Mid-Day:
Mumbai: Monday, 27 October 2014.
Were it not
for the fact that politicians’ vice-like grip over the power to transfer
policemen has always been an elephant in the room, the reply to a recent RTI
application by former Chief Information Commissioner Shailesh Gandhi would have
come as a thunderbolt of a revelation.
Gandhi asked
the Maharashtra government how many policemen, from the post of inspector
upwards, were transferred in 2014, and how many of these were done by invoking
a clause which permits the government to cite “exceptional circumstances”. 147
out of 150, was the candid confession of the Home Department. Were any reasons
accorded for this exceptionally liberal use of an exception clause, ostensibly
meant to be used only in case of exigencies? Even if there were, because the
law makes it mandatory, the government will not tell us, for reasons of state.
At best, some apocryphal statement would be trotted out, and that would be the
end of the matter.
This is
precisely the sort of malpractice which is institutionalised by Clause 22 N of
the Maharashtra Police (Amendment and Continuance) Act, 2014. This law was
passed to ostensibly comply with the Supreme Court’s directives on reforming
the police by dragging it out of the present morass of corruption and
arbitrariness. But a simple scrutiny would expose how subversion, and not
compliance, was foremost on the agenda of a government determined to treat
policemen’s transfers as its personal fiefdom, and as the proverbial sword of
Damocles to make upright officers do its bidding.
The Supreme
Court had vested in the Police Employment Board (PEB) the power to decide on
transfers and other service-related matters; the State government “may interfere”
only in exceptional circumstances and only after recording its reasons in
writing.
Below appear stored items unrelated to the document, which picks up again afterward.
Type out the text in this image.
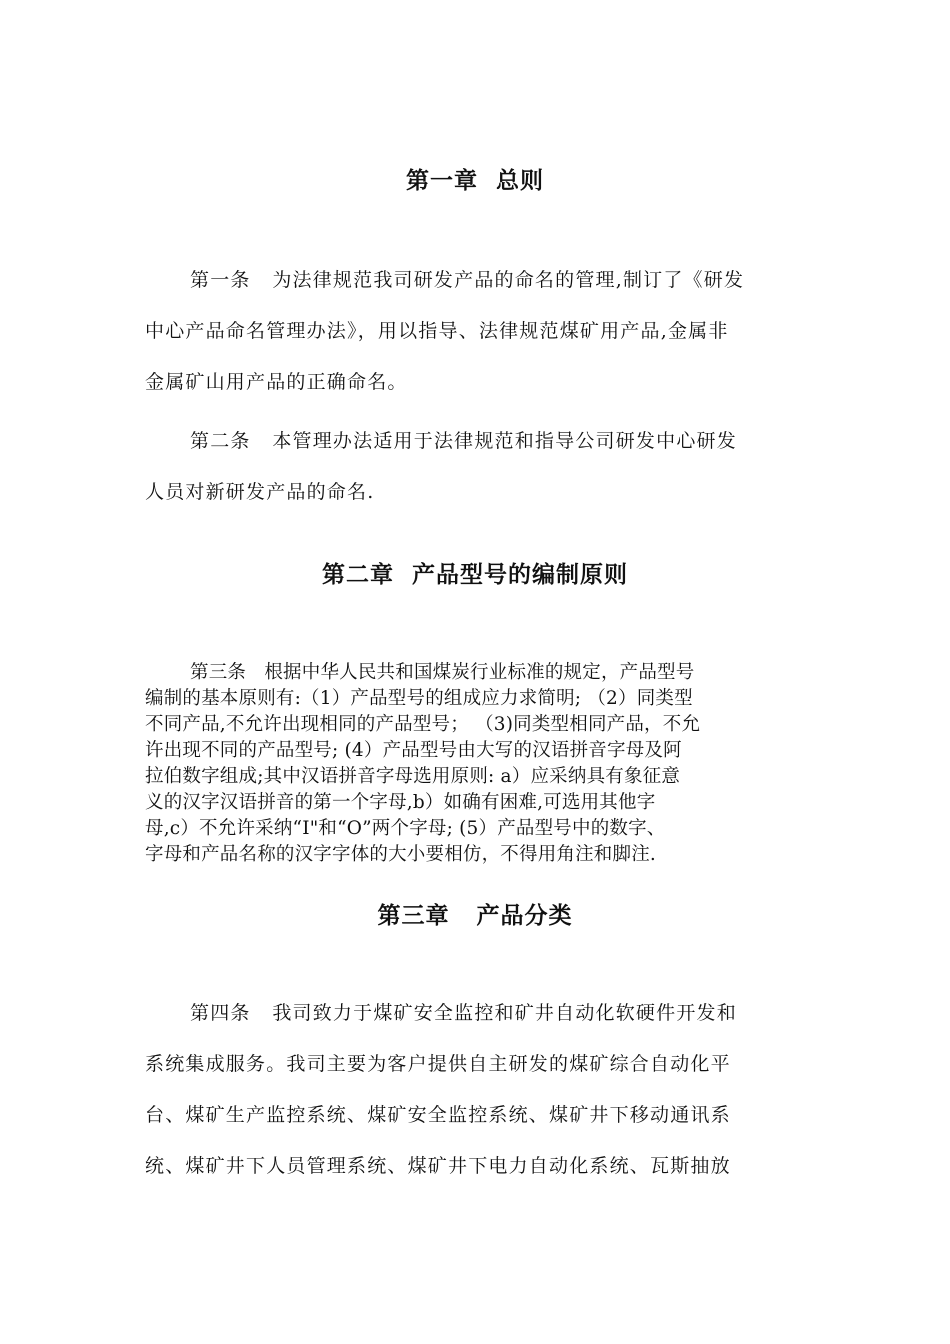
第一章  总则
第一条   为法律规范我司研发产品的命名的管理,制订了《研发
中心产品命名管理办法》，用以指导、法律规范煤矿用产品,金属非
金属矿山用产品的正确命名。
第二条   本管理办法适用于法律规范和指导公司研发中心研发
人员对新研发产品的命名.
第二章  产品型号的编制原则
第三条   根据中华人民共和国煤炭行业标准的规定，产品型号
编制的基本原则有:（1）产品型号的组成应力求简明; （2）同类型
不同产品,不允许出现相同的产品型号； （3)同类型相同产品，不允
许出现不同的产品型号; (4）产品型号由大写的汉语拼音字母及阿
拉伯数字组成;其中汉语拼音字母选用原则: a）应采纳具有象征意
义的汉字汉语拼音的第一个字母,b）如确有困难,可选用其他字
母,c）不允许采纳“I"和“O”两个字母; (5）产品型号中的数字、
字母和产品名称的汉字字体的大小要相仿，不得用角注和脚注.
第三章   产品分类
第四条   我司致力于煤矿安全监控和矿井自动化软硬件开发和
系统集成服务。我司主要为客户提供自主研发的煤矿综合自动化平
台、煤矿生产监控系统、煤矿安全监控系统、煤矿井下移动通讯系
统、煤矿井下人员管理系统、煤矿井下电力自动化系统、瓦斯抽放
This, the court hoped, would curb the menace of undue political
control over the police. But it had not reckoned with the Maharashtra political
executive, which has never masked its hostility to any idea of relinquishing
control over the police force.
Thus,
sub-clause 2 was incorporated in Clause 22 to scuttle the PEB’s efforts. It
allows the Chief Minister and Home Minister to intervene and effect transfers
in “exceptional cases, in public interest, and on account of administrative
exigencies.” The last two criteria have been extensively adjudicated and the
results of judicial interpretation have not left much space for political
maneouevering. But the vast swathe of “exceptional circumstances” defies any
reasonable interpretation which can somewhat act as a rule of thumb.
Moreover,
every time a transfer has been effected for reasons extraneous to those of good
governance and public accountability, the government will sit pretty while the
cop will have to slug it out in court and prove that there was a mala fide or
arbitrary exercise of the vast discretionary power. Not only will this offer
sufficient time to carry out agendas being impededed by “inconvenient” cops, but
also entrench political patronage by creating a cadre which shall wear the
badge of servility either out of pride or out of fear.
This isn’t
the first instance of the government clamping down on the independence of the
police. A Home Department directive dated 23 April, 2010, made it man-datory
for the police top brass to have a prior consultation with the Addl. Chief
Secretary, Home before transferring inspectors, especially those in charge of
police stations.
Then, the
treatment meted out to Arup Patnaik, former police commissioner of Mumbai,
proved that even the topmost echelons of the force would be susceptible to
decisions based on political expediency and foul caprice. It took only one MNS
rally where Raj and Shalini Thackeray demanded Patnaik’s head for his alleged
pusillanimity in dealing with the Azad Maidan rioters, for him to be “promoted”
(euphemism for shunted out) to an administrative post.
In 2012,
Patnaik had been praised by Julio Ribeiro, one of the most iconic police chiefs
of this city, as well as by Congress MP Husain Dalwai, for acting with
effective restraint, without letting the situation spiral into a carnage
reminiscent of the 1992 riots. But the very next day after the MNS and Shiv
Sena skewered Patnaik for going soft on belligerent Muslims, Dalwai and his
government did a total volte face and blamed him for gross ineptitude.
The RTI
revelation is the canary in the coal mine. Unless Clause 22 N is suitably
amended, it shall pave the way for a politicised and politically polarised police
force, dependant upon political patronage for its essential survival.